During the Covid-19 pandemic, social distancing, along with masking and handwashing, have become the staples for mitigating the spread of the virus. In the healthcare setting, however, contactless care is nearly impossible.
Cue the robot
While shades of “The Terminator” might cross one’s mind, a telehealth-ready robot sporting a tablet computer with a real-time video link to a human clinician is an acceptable substitute for in-person patient triage and vital sign checks, according to a cohort study and a national survey.
“These findings suggest that using a robotic system to facilitate contactless teletriage in the ED is feasible and acceptable, with implications for public health during the Covid-19 pandemic,” wrote Peter R. Chai, MD, MMS, an assistant professor of emergency medicine at Brigham and Women’s Hospital in Boston, and colleagues in JAMA Network Open.
Chai and colleagues conducted a two-component study to determine the feasibility of using robots in a hospital setting. The first component was an assessment of patient experiences and satisfaction with in-hospital robot interactions conducted at Brigham and Women’s. The second was a national survey to query people regarding how willing they would be to have robotic interactions in the hospital.

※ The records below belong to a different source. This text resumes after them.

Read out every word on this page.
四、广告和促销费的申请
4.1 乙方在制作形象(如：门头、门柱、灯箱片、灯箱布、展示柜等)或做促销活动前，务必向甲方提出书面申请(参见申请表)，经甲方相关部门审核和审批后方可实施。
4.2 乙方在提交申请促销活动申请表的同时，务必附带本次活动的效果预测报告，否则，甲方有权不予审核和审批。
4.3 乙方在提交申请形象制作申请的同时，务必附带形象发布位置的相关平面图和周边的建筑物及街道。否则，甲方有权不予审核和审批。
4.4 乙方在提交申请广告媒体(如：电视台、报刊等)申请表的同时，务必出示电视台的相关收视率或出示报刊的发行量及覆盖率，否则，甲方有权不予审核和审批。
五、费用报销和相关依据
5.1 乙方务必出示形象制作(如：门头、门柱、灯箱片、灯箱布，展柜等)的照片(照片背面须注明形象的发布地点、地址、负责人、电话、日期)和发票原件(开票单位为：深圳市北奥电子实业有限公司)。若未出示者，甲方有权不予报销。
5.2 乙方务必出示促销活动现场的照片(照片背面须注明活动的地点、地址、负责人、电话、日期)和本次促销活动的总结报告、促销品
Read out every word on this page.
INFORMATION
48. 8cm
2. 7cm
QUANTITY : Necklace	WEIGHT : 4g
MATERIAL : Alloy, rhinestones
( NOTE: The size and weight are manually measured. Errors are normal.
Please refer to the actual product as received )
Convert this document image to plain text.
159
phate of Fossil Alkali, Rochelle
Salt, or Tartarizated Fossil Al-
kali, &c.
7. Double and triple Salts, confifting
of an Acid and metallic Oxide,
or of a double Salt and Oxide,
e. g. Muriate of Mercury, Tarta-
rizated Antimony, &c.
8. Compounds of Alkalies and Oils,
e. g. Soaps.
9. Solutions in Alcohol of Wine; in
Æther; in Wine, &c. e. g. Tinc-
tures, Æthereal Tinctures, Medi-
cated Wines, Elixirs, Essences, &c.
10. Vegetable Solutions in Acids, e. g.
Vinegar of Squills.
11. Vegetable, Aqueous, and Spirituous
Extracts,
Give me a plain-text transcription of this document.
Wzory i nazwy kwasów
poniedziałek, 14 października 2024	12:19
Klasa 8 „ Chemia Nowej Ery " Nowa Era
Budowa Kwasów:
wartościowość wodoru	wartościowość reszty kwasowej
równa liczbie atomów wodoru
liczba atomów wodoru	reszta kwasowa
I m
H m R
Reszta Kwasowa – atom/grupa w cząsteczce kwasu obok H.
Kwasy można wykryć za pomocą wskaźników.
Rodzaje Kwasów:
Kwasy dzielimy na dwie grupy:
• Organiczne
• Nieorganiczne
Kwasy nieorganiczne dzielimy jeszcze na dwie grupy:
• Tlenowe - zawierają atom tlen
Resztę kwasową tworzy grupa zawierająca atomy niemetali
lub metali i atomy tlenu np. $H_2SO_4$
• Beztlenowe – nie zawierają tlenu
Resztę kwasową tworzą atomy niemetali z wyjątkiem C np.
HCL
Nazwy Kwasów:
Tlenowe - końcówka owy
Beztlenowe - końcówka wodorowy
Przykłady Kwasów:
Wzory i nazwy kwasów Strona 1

The survey expanded on the work in which the robots could be utilized beyond triage to include nasal swabbing, inserting catheters, or repositioning patients in bed.
Patient satisfaction was assessed in real-world robotic encounters with 40 middle-age patients. Most of the patients were white women, and almost two-thirds had some higher education. The study was conducted from April to August 2020.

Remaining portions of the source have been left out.